In the end, it was something of a split decision: she received public support in her claims to leave the marriage with a proper share of the couple’s property, however she was stigmatized for what was believed to be her stupidity or ignorance at having married someone who turned out not to be male after all.
Similarly to the somewhat less conflict-driven case of Abigail Allen, the public was eager to believe that a woman could be naïve enough to go through two decades of marriage without realizing that her spouse was a woman, rather than believing that a woman would knowingly enter into such a relationship. In the case of neither Stoake nor Allen did any information come out that soundly established a reason for the initial gender-crossing.
Interestingly, after the Stoake divorce, Henry Stoake was not required to take up a female presentation. And although they were the target of some public hostility, they continued living in the same general region and eventually married another wife. After their death by drowning, some 21 years after the divorce case, a witness at the inquest testified that they were aware of Stoake’s original assigned gender and birth name. This suggests that this knowledge may have been available to Stoake’s second wife when she entered the marriage.

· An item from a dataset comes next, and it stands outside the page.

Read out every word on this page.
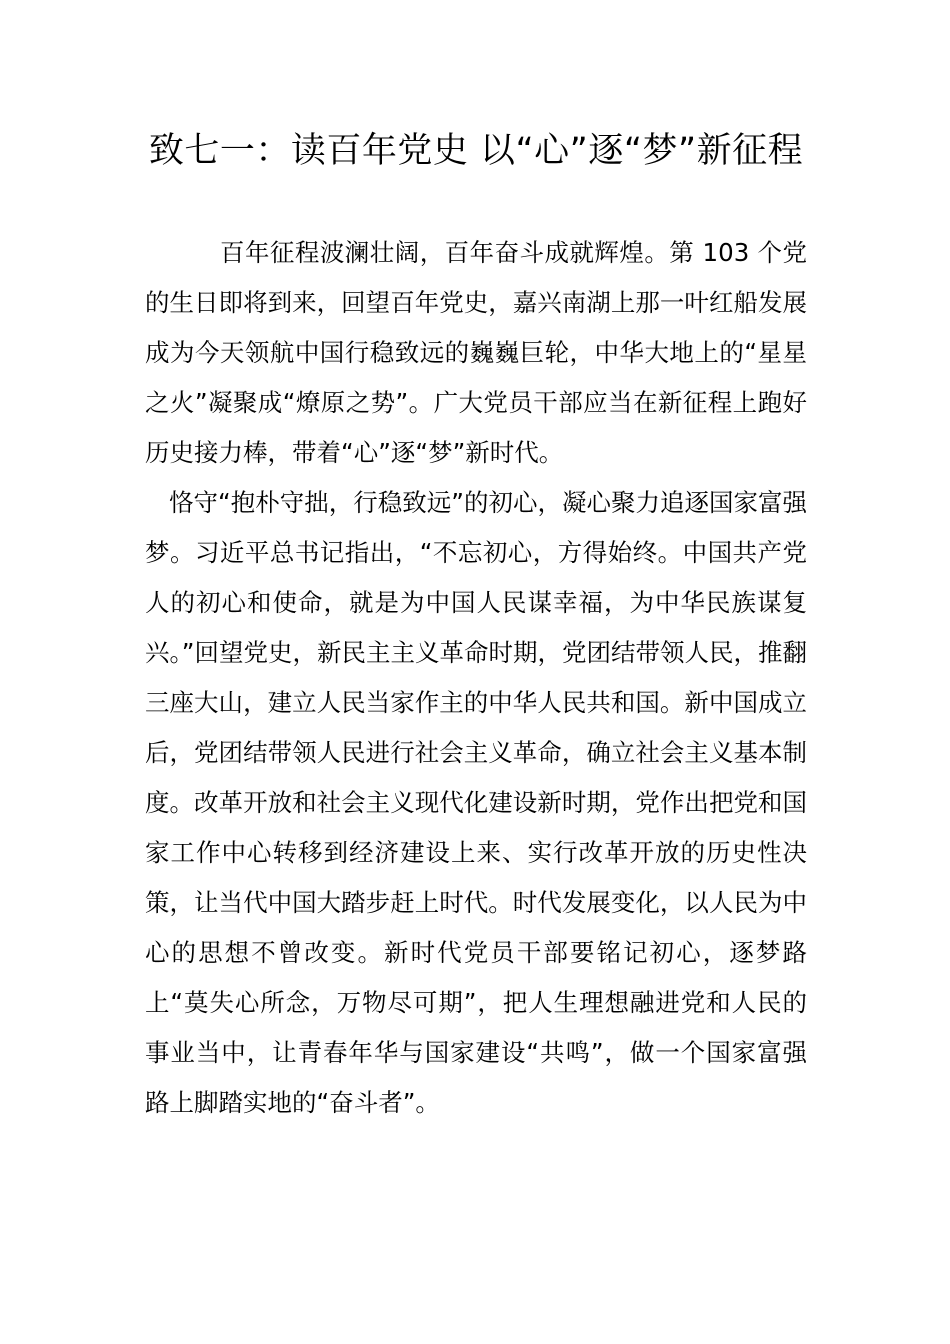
致七一：读百年党史 以“心”逐“梦”新征程

百年征程波澜壮阔，百年奋斗成就辉煌。第 103 个党的生日即将到来，回望百年党史，嘉兴南湖上那一叶红船发展成为今天领航中国行稳致远的巍巍巨轮，中华大地上的“星星之火”凝聚成“燎原之势”。广大党员干部应当在新征程上跑好历史接力棒，带着“心”逐“梦”新时代。

恪守“抱朴守拙，行稳致远”的初心，凝心聚力追逐国家富强梦。习近平总书记指出，“不忘初心，方得始终。中国共产党人的初心和使命，就是为中国人民谋幸福，为中华民族谋复兴。”回望党史，新民主主义革命时期，党团结带领人民，推翻三座大山，建立人民当家作主的中华人民共和国。新中国成立后，党团结带领人民进行社会主义革命，确立社会主义基本制度。改革开放和社会主义现代化建设新时期，党作出把党和国家工作中心转移到经济建设上来、实行改革开放的历史性决策，让当代中国大踏步赶上时代。时代发展变化，以人民为中心的思想不曾改变。新时代党员干部要铭记初心，逐梦路上“莫失心所念，万物尽可期”，把人生理想融进党和人民的事业当中，让青春年华与国家建设“共鸣”，做一个国家富强路上脚踏实地的“奋斗者”。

The chapter concludes with a consideration of the concepts of a third gender and of intersex bodies and how those concepts might be raised in certain cases of female husbands. There was a public willingness to believe that living a male profession and life could cause a person assigned female to become more physically masculine--a belief that reflects earlier medieval attitudes to some extent. The question of homoeroticism, as such, was rarely an overt part of public concern in these cases. The public was interested in how a female-bodied person could physically and socially perform masculinity successfully, but romantic attraction to a woman was not really part of the equation that people constructed for these cases. But after the fact, people might express (or discover) suspicions about a person’s gender in terms of “possibly belonging to a third sex”, by which they generally meant some type of intersex condition. What is interesting is that—until confronted by proof of the gender-crossing—these co-workers and neighbors were evidently mostly content to keep their suspicions to themselves. Mostly.
By the 19th century, intersex anatomy (labeled “hermaphroditism” at the time) was going out of fashion as an explanation or signifier of cross-gender behavior. But intersex conditions might raise questions about a person’s alignment with their assigned gender, as in the case of Pennsylvania stagecoach driver James Carey whose gender was questioned due to observations by the woman who prepared their body for burial. In this case, the autopsy board included an artist who illustrated the board’s findings and collected additional community information about Carey’s life. Although these findings supported a conclusion that Carey’s physiology was ambiguous (in general, not only with respect to genitals), the community testimony was positive and accepting, with a distinct lack of judgment regarding contradictory features. (Carey falls outside the core category of “female husband” in not having a partner, as well as not being clearly assignable as female.)